Meister Leonhard
Gustav Meyrinks Schauernovelle in neuem Gewand
„Unbeweglich sitzt Meister Leonhard in seinem gotischen Lehnstuhl und starrt mit weit offenen Auge gerade aus.“ Der Beginn einer Schauernovelle, die das Leben des Meisters Revue passieren lässt. Aufgewachsen in einem Schloss, unter der Fuchtel seiner bis zum Wahn ruhelosen Mutter, versucht er vergeblich einen Kontakt zu seinem verkrüppelten Vater aufzubauen während seine Leidenschaft zum Bauernmädchen Sabine erblüht. Leonhards ohnehin schon unglückliches Leben wird aufgerüttelt durch Tod, die Entdeckung eines schauderhaften Familiengeheimnisses und Enthüllungen über das verbotene Wissen, das sein Vater angehäuft hat.

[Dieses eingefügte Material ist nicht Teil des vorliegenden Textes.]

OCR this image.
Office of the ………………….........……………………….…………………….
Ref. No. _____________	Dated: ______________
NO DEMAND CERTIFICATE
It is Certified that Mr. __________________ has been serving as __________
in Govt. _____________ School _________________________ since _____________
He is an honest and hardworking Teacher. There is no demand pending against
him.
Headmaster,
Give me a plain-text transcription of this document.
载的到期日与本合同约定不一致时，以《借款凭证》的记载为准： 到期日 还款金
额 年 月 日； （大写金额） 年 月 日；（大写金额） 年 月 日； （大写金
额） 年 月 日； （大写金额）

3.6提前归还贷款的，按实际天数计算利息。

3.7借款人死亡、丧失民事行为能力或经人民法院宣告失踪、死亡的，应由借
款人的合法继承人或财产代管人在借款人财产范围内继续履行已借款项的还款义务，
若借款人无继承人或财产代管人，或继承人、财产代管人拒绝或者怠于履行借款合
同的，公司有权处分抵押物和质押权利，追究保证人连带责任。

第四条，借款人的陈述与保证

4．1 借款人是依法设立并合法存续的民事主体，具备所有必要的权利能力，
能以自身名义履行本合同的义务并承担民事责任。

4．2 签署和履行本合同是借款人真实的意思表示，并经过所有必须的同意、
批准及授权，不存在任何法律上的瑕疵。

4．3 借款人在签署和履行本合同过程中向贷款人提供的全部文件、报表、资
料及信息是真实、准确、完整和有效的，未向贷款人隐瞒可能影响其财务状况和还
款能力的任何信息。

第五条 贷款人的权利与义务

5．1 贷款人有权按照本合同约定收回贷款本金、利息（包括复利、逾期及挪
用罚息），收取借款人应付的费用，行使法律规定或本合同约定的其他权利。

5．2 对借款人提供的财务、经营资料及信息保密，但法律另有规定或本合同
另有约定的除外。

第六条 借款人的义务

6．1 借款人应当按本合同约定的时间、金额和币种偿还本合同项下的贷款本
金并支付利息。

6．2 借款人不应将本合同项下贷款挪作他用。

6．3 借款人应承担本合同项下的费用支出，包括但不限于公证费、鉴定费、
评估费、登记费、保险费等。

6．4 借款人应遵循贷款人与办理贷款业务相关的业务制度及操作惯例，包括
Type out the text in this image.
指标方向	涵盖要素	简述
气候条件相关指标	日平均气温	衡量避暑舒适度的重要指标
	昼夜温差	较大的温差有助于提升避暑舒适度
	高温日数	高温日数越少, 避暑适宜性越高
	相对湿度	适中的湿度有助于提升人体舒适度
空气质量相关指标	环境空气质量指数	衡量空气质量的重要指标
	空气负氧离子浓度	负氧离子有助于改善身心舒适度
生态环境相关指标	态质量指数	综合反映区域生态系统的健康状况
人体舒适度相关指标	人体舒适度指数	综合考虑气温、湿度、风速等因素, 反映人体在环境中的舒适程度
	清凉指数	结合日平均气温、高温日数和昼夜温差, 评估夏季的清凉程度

Er zieht in die Welt hinaus, sucht den Templer-Hochmeister Jacob de Vitriaco und begegnet dem Quacksalber Doktor Fallendien.
Gustav Meyrinks Novelle mutet an wie eine Tableau archetypischer Elemente des Schauerromans, der Gothic Novel: Motive wie die Templer, Satanismus, Elternmord, Wahnsinn und Inzest; Schauplätze wie das altes modrige Schloss, der nebelige Wald im Mondlicht, die Gruft der Schlosskapelle; Protagonisten wie der geplagte Erbe eines uralten Geschlechts, die wahnsinnige Schlossherrin, das unschuldige Bauernmädchen, das Neugeborene mit dem Blutmal auf der Stirn und der luziferische Quacksalber – alles was das Herz des schwarzen Romantikers begehrt.
Trotz aller überbordenden barocken Düsternis wird Meister Leonhard nie zu Selbstparodie. Leserinnen und Leser bleiben dem zerrütteten Geist des Protagonisten dank Meyrinks packender Erzählkunst stets auf den Fersen. Ein Logenplatz auf der Reise zwischen Wahn und Seelenfrieden ist ihnen sicher. Dabei entwickelt sich am Ende sogar so etwas wie ein versöhnliches Ende. Mit Meister Leonhards Erkenntnis vom gemeinsamen Ich, von dem alle Wesen nur eine Facette sind, klingt in der Erzählung des Esoterikers Meyrink der mittelalterliche Meister Eckhart und seine Idee vom göttlichen Seelengrund an. Insgesamt erinnert die Novelle in ihrem Aufbau und ihrer Erzählung an die weitaus berühmteren Elixiere des Teufels von E. T. A. Hoffmann, ist aber weitaus lesbarer.
Die neueste Ausgabe aus dem Ch. A. Bachmann Verlag präsentiert nicht nur die Novelle, sondern kommentiert sie auch, beleuchtet ihre Veröffentlichungsgeschichte und Rezeption, legt einen Forschungsbericht ab und vertieft die literaturwissenschaftliche Bedeutung der Motive Inzest und Templer sowie Okkultismus. Die kritische Textausgabe ist das beeindruckende Ergebnis der Arbeit einer Gruppe Studierender am Lehrstuhl für Allgemeine und Vergleichende Literaturwissenschaft der Ruhr-Uni Bochum. Wer neugierig auf einen fast vergessenen Klassiker deutscher Phantastik ist, sollte sich Meister Leonhard für 7,80 € zulegen.
Fischpott hat ein kostenfreies Rezensionsexemplar vom Verlag erhalten.